Figure 10 represents the f variation with Re for the plain tube and three different pitches. The value of f represents the decreasing trend with the rise of Re. Using a louvered insert also offers a higher frictional factor compared to the plain one. The f values for the louvered insert with the corresponding pitches of S = 40, 50, and 60 were about 7.59, 6.51, and 5.77 times as high as the plain tube, correspondingly. Compared to the plain tube, the flow disturbance of backward louvered insert increased the tangential velocity between the secondary flow and the surface along the tube wall. Hence, it can be concluded that the backward louvered insert increases the friction factor significantly in comparison to the plain tube, which is attributed to the blockage and subsequent diminishment of the flow momentum generated by the backward louvered tape as well as the pressure drop for the corresponding backward louvered tape tube design.

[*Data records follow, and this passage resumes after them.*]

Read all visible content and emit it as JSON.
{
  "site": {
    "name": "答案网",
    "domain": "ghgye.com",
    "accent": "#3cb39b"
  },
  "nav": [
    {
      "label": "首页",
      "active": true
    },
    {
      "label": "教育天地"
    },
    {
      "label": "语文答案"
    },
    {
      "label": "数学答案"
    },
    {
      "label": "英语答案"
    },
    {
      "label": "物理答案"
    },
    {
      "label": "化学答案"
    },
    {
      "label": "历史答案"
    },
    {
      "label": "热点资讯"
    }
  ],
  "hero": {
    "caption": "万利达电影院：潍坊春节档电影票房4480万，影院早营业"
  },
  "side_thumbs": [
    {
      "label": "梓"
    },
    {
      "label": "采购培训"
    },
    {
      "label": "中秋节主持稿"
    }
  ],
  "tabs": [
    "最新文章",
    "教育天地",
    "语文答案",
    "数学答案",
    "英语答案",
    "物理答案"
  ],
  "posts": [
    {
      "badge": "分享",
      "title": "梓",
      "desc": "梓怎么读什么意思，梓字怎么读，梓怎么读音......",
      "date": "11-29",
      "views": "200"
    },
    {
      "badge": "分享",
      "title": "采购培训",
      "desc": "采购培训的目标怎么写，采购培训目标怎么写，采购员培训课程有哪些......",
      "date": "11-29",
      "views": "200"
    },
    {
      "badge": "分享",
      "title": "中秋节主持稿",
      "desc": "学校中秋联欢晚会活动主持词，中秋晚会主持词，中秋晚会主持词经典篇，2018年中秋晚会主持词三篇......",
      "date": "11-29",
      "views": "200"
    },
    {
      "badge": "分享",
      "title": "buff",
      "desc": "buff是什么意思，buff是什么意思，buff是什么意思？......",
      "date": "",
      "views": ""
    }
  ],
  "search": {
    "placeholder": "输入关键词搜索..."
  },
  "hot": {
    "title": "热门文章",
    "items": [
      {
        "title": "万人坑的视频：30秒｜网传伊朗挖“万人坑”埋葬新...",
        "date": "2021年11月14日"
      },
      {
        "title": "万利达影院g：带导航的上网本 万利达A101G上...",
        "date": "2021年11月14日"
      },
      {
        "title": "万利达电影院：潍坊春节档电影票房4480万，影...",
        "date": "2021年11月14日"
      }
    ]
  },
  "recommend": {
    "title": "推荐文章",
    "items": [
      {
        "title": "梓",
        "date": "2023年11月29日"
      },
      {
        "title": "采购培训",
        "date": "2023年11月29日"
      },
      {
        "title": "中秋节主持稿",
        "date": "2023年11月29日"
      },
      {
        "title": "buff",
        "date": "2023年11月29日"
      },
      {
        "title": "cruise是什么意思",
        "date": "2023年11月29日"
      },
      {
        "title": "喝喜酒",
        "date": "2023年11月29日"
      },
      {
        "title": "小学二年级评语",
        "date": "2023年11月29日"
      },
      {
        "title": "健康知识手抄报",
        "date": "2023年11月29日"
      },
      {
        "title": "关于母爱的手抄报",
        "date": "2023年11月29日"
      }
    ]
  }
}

Moreover, as represented in Figure 5 and Figure 10, the present calculation provides the correlation of the Nu and f to Re, respectively. The tendency is considered consistent with the experimental results from previous works [13,14,15]. It is reasonable that the backward louvered strip inserts can give a higher friction factor compared to the forward design [14] because the fluid flow is directly blocked by the louvered strip inserts with the backward arrangement.

4. Concluding Remarks

This study deals with the modeling and calculation of an enhanced tube having a louvered insert with various pitch ratios. There are several important conclusions which can be drawn as follows:

• Nusselt number (Nu) and friction factor (f) of the louvered insert having three different pitches are higher compared to those of the plain tube. In addition, it is also clarified that as the pitch ratio decreases, Nu, f, and η increase accordingly.
• The presence of the louvered insert with the smallest pitch S = 40 mm can yield a significantly higher heat transfer rate and friction factor.
• The largest increase in the Nu and f was observed to be up to 1.81 and 7.59 times higher, respectively, compared to those of the smooth tube.